Juz 3 dzien w Eger i jakos caly czas nam sie tu nie nudzi. Dzien zaczynamy tradycyjnie od ciastka i kawy, niezmiennie dobre i nie zbyt drogie. Kawiarenek i cukierni serwujacych kawe jest tu wiele, za to znalezc lokal serwujacy czarna herbate to prawdziwe wyzwanie. Milosnikom tego napoju radzimy wyposazyc sie wen w Polsce, tutaj w najlepszym wypadku otrzymamy herbate owocowa.
Do poludnia zwiedzamy zamek gorujacy nad miastem Eger. W XVI w zaloga zamku pod dowoctwem Istvana Dobo odparla tureckie oblezenie. W walkach przeciwko najezdzcy czynny udzial braly kobiety. Pierwsze budynki na wzgorzu isnialy juz w XIII w. Spacerujemy po murach i dziedzincu. Podziwiamy panorame starego miasta.

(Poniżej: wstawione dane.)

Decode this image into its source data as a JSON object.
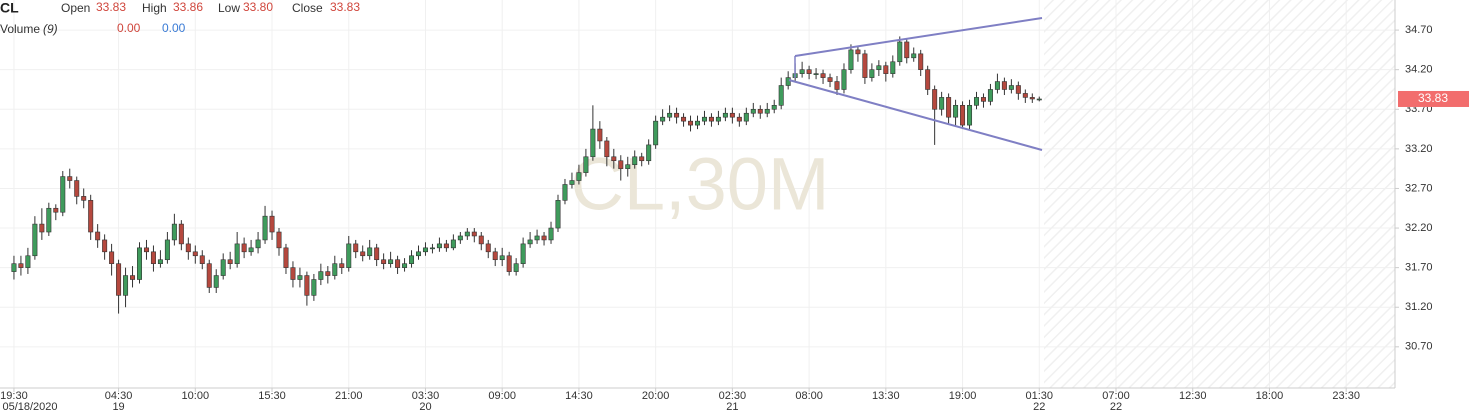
{
  "header": {
    "symbol": "CL",
    "open_label": "Open",
    "open": "33.83",
    "high_label": "High",
    "high": "33.86",
    "low_label": "Low",
    "low": "33.80",
    "close_label": "Close",
    "close": "33.83",
    "volume_label": "Volume",
    "volume_period": "(9)",
    "volume_value_1": "0.00",
    "volume_value_2": "0.00"
  },
  "chart_data": {
    "type": "candlestick",
    "watermark": "CL,30M",
    "grid": true,
    "up_color": "#3f9b5c",
    "down_color": "#b5483e",
    "x": [
      0,
      1,
      2,
      3,
      4,
      5,
      6,
      7,
      8,
      9,
      10,
      11,
      12,
      13,
      14,
      15,
      16,
      17,
      18,
      19,
      20,
      21,
      22,
      23,
      24,
      25,
      26,
      27,
      28,
      29,
      30,
      31,
      32,
      33,
      34,
      35,
      36,
      37,
      38,
      39,
      40,
      41,
      42,
      43,
      44,
      45,
      46,
      47,
      48,
      49,
      50,
      51,
      52,
      53,
      54,
      55,
      56,
      57,
      58,
      59,
      60,
      61,
      62,
      63,
      64,
      65,
      66,
      67,
      68,
      69,
      70,
      71,
      72,
      73,
      74,
      75,
      76,
      77,
      78,
      79,
      80,
      81,
      82,
      83,
      84,
      85,
      86,
      87,
      88,
      89,
      90,
      91,
      92,
      93,
      94,
      95,
      96,
      97,
      98,
      99,
      100,
      101,
      102,
      103,
      104,
      105,
      106,
      107,
      108,
      109,
      110,
      111,
      112,
      113,
      114,
      115,
      116,
      117,
      118,
      119,
      120,
      121,
      122,
      123,
      124,
      125,
      126,
      127,
      128,
      129,
      130,
      131,
      132,
      133,
      134,
      135,
      136,
      137,
      138,
      139,
      140,
      141,
      142,
      143,
      144,
      145,
      146,
      147
    ],
    "open": [
      31.65,
      31.75,
      31.7,
      31.85,
      32.25,
      32.15,
      32.45,
      32.4,
      32.85,
      32.8,
      32.6,
      32.55,
      32.15,
      32.05,
      31.9,
      31.75,
      31.35,
      31.6,
      31.55,
      31.95,
      31.9,
      31.75,
      31.8,
      32.05,
      32.25,
      32.0,
      31.9,
      31.85,
      31.75,
      31.45,
      31.6,
      31.8,
      31.75,
      32.0,
      31.9,
      31.95,
      32.05,
      32.35,
      32.15,
      31.95,
      31.7,
      31.55,
      31.6,
      31.35,
      31.55,
      31.65,
      31.6,
      31.75,
      31.7,
      32.0,
      31.9,
      31.85,
      31.95,
      31.8,
      31.75,
      31.8,
      31.7,
      31.75,
      31.85,
      31.9,
      31.95,
      31.95,
      32.0,
      31.95,
      32.05,
      32.1,
      32.15,
      32.1,
      32.0,
      31.9,
      31.8,
      31.85,
      31.65,
      31.75,
      32.0,
      32.05,
      32.1,
      32.05,
      32.2,
      32.55,
      32.75,
      32.8,
      32.9,
      33.1,
      33.45,
      33.3,
      33.1,
      33.05,
      32.95,
      33.0,
      33.1,
      33.05,
      33.25,
      33.55,
      33.6,
      33.65,
      33.6,
      33.55,
      33.5,
      33.55,
      33.6,
      33.55,
      33.6,
      33.65,
      33.6,
      33.55,
      33.65,
      33.7,
      33.65,
      33.7,
      33.75,
      34.0,
      34.1,
      34.15,
      34.2,
      34.15,
      34.15,
      34.1,
      34.05,
      33.95,
      34.2,
      34.45,
      34.4,
      34.1,
      34.2,
      34.25,
      34.15,
      34.3,
      34.55,
      34.35,
      34.4,
      34.2,
      33.95,
      33.7,
      33.85,
      33.6,
      33.75,
      33.5,
      33.75,
      33.85,
      33.8,
      33.95,
      34.05,
      33.95,
      34.0,
      33.9,
      33.85,
      33.83
    ],
    "high": [
      31.85,
      31.85,
      31.95,
      32.35,
      32.45,
      32.52,
      32.5,
      32.92,
      32.95,
      32.85,
      32.7,
      32.62,
      32.25,
      32.12,
      32.0,
      31.8,
      31.7,
      31.72,
      32.02,
      32.05,
      31.98,
      31.92,
      32.15,
      32.38,
      32.3,
      32.08,
      31.98,
      31.92,
      31.8,
      31.68,
      31.88,
      31.9,
      32.15,
      32.08,
      32.05,
      32.15,
      32.48,
      32.42,
      32.2,
      32.0,
      31.78,
      31.7,
      31.65,
      31.62,
      31.75,
      31.72,
      31.85,
      31.82,
      32.1,
      32.05,
      31.98,
      32.05,
      32.0,
      31.88,
      31.9,
      31.85,
      31.82,
      31.92,
      31.98,
      32.02,
      32.0,
      32.08,
      32.05,
      32.12,
      32.15,
      32.2,
      32.2,
      32.15,
      32.05,
      31.95,
      31.95,
      31.9,
      31.82,
      32.08,
      32.15,
      32.18,
      32.15,
      32.28,
      32.62,
      32.82,
      32.9,
      33.0,
      33.2,
      33.75,
      33.55,
      33.35,
      33.2,
      33.12,
      33.1,
      33.18,
      33.15,
      33.32,
      33.62,
      33.7,
      33.75,
      33.72,
      33.65,
      33.62,
      33.62,
      33.68,
      33.65,
      33.68,
      33.72,
      33.72,
      33.65,
      33.72,
      33.78,
      33.75,
      33.78,
      33.82,
      34.1,
      34.18,
      34.28,
      34.3,
      34.25,
      34.22,
      34.2,
      34.15,
      34.12,
      34.28,
      34.52,
      34.5,
      34.45,
      34.28,
      34.32,
      34.3,
      34.38,
      34.62,
      34.6,
      34.48,
      34.45,
      34.25,
      34.0,
      33.92,
      33.9,
      33.82,
      33.8,
      33.82,
      33.92,
      33.9,
      34.02,
      34.15,
      34.1,
      34.08,
      34.05,
      33.95,
      33.9,
      33.86
    ],
    "low": [
      31.55,
      31.6,
      31.62,
      31.8,
      32.05,
      32.1,
      32.3,
      32.35,
      32.7,
      32.5,
      32.45,
      32.05,
      31.95,
      31.8,
      31.6,
      31.12,
      31.2,
      31.45,
      31.5,
      31.8,
      31.65,
      31.7,
      31.75,
      31.98,
      31.92,
      31.8,
      31.75,
      31.68,
      31.38,
      31.38,
      31.55,
      31.68,
      31.7,
      31.82,
      31.85,
      31.88,
      32.0,
      32.05,
      31.85,
      31.62,
      31.45,
      31.45,
      31.22,
      31.28,
      31.48,
      31.5,
      31.55,
      31.62,
      31.65,
      31.82,
      31.78,
      31.8,
      31.72,
      31.68,
      31.7,
      31.62,
      31.65,
      31.7,
      31.8,
      31.85,
      31.88,
      31.9,
      31.9,
      31.92,
      32.0,
      32.05,
      32.02,
      31.92,
      31.82,
      31.72,
      31.72,
      31.6,
      31.6,
      31.7,
      31.95,
      32.0,
      31.98,
      32.0,
      32.15,
      32.5,
      32.7,
      32.75,
      32.85,
      33.05,
      33.2,
      32.98,
      32.95,
      32.8,
      32.85,
      32.95,
      32.98,
      33.0,
      33.2,
      33.5,
      33.55,
      33.52,
      33.48,
      33.42,
      33.45,
      33.5,
      33.48,
      33.5,
      33.55,
      33.52,
      33.48,
      33.5,
      33.6,
      33.58,
      33.6,
      33.65,
      33.7,
      33.95,
      34.05,
      34.1,
      34.08,
      34.08,
      34.02,
      33.98,
      33.88,
      33.9,
      34.15,
      34.3,
      34.02,
      34.05,
      34.12,
      34.05,
      34.1,
      34.25,
      34.28,
      34.3,
      34.12,
      33.88,
      33.25,
      33.62,
      33.52,
      33.48,
      33.45,
      33.45,
      33.7,
      33.72,
      33.75,
      33.9,
      33.88,
      33.9,
      33.82,
      33.78,
      33.78,
      33.8
    ],
    "close": [
      31.75,
      31.7,
      31.85,
      32.25,
      32.15,
      32.45,
      32.4,
      32.85,
      32.8,
      32.6,
      32.55,
      32.15,
      32.05,
      31.9,
      31.75,
      31.35,
      31.6,
      31.55,
      31.95,
      31.9,
      31.75,
      31.8,
      32.05,
      32.25,
      32.0,
      31.9,
      31.85,
      31.75,
      31.45,
      31.6,
      31.8,
      31.75,
      32.0,
      31.9,
      31.95,
      32.05,
      32.35,
      32.15,
      31.95,
      31.7,
      31.55,
      31.6,
      31.35,
      31.55,
      31.65,
      31.6,
      31.75,
      31.7,
      32.0,
      31.9,
      31.85,
      31.95,
      31.8,
      31.75,
      31.8,
      31.7,
      31.75,
      31.85,
      31.9,
      31.95,
      31.95,
      32.0,
      31.95,
      32.05,
      32.1,
      32.15,
      32.1,
      32.0,
      31.9,
      31.8,
      31.85,
      31.65,
      31.75,
      32.0,
      32.05,
      32.1,
      32.05,
      32.2,
      32.55,
      32.75,
      32.8,
      32.9,
      33.1,
      33.45,
      33.3,
      33.1,
      33.05,
      32.95,
      33.0,
      33.1,
      33.05,
      33.25,
      33.55,
      33.6,
      33.65,
      33.6,
      33.55,
      33.5,
      33.55,
      33.6,
      33.55,
      33.6,
      33.65,
      33.6,
      33.55,
      33.65,
      33.7,
      33.65,
      33.7,
      33.75,
      34.0,
      34.1,
      34.15,
      34.2,
      34.15,
      34.15,
      34.1,
      34.05,
      33.95,
      34.2,
      34.45,
      34.4,
      34.1,
      34.2,
      34.25,
      34.15,
      34.3,
      34.55,
      34.35,
      34.4,
      34.2,
      33.95,
      33.7,
      33.85,
      33.6,
      33.75,
      33.5,
      33.75,
      33.85,
      33.8,
      33.95,
      34.05,
      33.95,
      34.0,
      33.9,
      33.85,
      33.83,
      33.83
    ],
    "xlim": [
      -2,
      198
    ],
    "xticks": [
      {
        "value": 0,
        "label": "19:30"
      },
      {
        "value": 15,
        "label": "04:30"
      },
      {
        "value": 26,
        "label": "10:00"
      },
      {
        "value": 37,
        "label": "15:30"
      },
      {
        "value": 48,
        "label": "21:00"
      },
      {
        "value": 59,
        "label": "03:30"
      },
      {
        "value": 70,
        "label": "09:00"
      },
      {
        "value": 81,
        "label": "14:30"
      },
      {
        "value": 92,
        "label": "20:00"
      },
      {
        "value": 103,
        "label": "02:30"
      },
      {
        "value": 114,
        "label": "08:00"
      },
      {
        "value": 125,
        "label": "13:30"
      },
      {
        "value": 136,
        "label": "19:00"
      },
      {
        "value": 147,
        "label": "01:30"
      },
      {
        "value": 158,
        "label": "07:00"
      },
      {
        "value": 169,
        "label": "12:30"
      },
      {
        "value": 180,
        "label": "18:00"
      },
      {
        "value": 191,
        "label": "23:30"
      }
    ],
    "date_ticks": [
      {
        "value": 0,
        "label": "05/18/2020"
      },
      {
        "value": 15,
        "label": "19"
      },
      {
        "value": 59,
        "label": "20"
      },
      {
        "value": 103,
        "label": "21"
      },
      {
        "value": 147,
        "label": "22"
      },
      {
        "value": 158,
        "label": "22"
      }
    ],
    "ylim": [
      30.18,
      35.08
    ],
    "yticks": [
      {
        "value": 30.7,
        "label": "30.70"
      },
      {
        "value": 31.2,
        "label": "31.20"
      },
      {
        "value": 31.7,
        "label": "31.70"
      },
      {
        "value": 32.2,
        "label": "32.20"
      },
      {
        "value": 32.7,
        "label": "32.70"
      },
      {
        "value": 33.2,
        "label": "33.20"
      },
      {
        "value": 33.7,
        "label": "33.70"
      },
      {
        "value": 34.2,
        "label": "34.20"
      },
      {
        "value": 34.7,
        "label": "34.70"
      }
    ],
    "last_price": 33.83,
    "last_price_color": "#f26d6d"
  }
}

Minaret. Turkom udalo sie ostatecznie podbic Eger i panowali tu prawie 100 lat. Jedna z pozostalosci ich pobytu jest wysoka na ponad 30 metrow wieza minaretu. Korzystam z okazji i wdrapuje sie po 97 schodach na maly balkonik, w Turcji czy Iranie takie budowle bede mogl ogladac tylko z zewnatrz. Widok na Eger z tego miejsca jest ciekawy.
Pije sok w poblizu budynku nowego basenu krytego. Dowiaduje sie, ze basen pelni funkcje boiska do pilki wodnej, sportu bardzo popularnego na wegrzech. Druzyna Wegier zobyla kilka dni temu olimpijskie zloto w rywalizacji mezczyzn. Trzech zawodnikow tej druzyn trenuje wlasnie w Egerskim klubie.
Ceny noclegow w Eger sa nieco wygorowane. To co udalo sie nam znalezc pierwszego wieczoru w centrum hostel i pensjont w cenie 7000-9000 Ft (30-40 EURO) za pokoj 2-os. Z tych ofert jednak nie skorzystalismy.
Rankiem znajdujemy nocleg za 4250 Ft. Standard sredni, ale i tak w dzien nie bedziemy tu siedziec. Gdy poprosilismy o wrzatek na herbate pani przyniosla nam wrzatek, herbate cukier i cytryne na tacy do pokoju. Z takiej przyjemnosci skorzystalismy dwa razy, nie musielismy dodatkowo placic.
Na tej samej ulicy (Kertesz u.) w nowym budynku oferta za 6000 Ft ale slabo sie targowalismy. Obie lokalizacje w okolicach numeru 100 jedna po nieparzystej druga po parzystej stronie ulicy.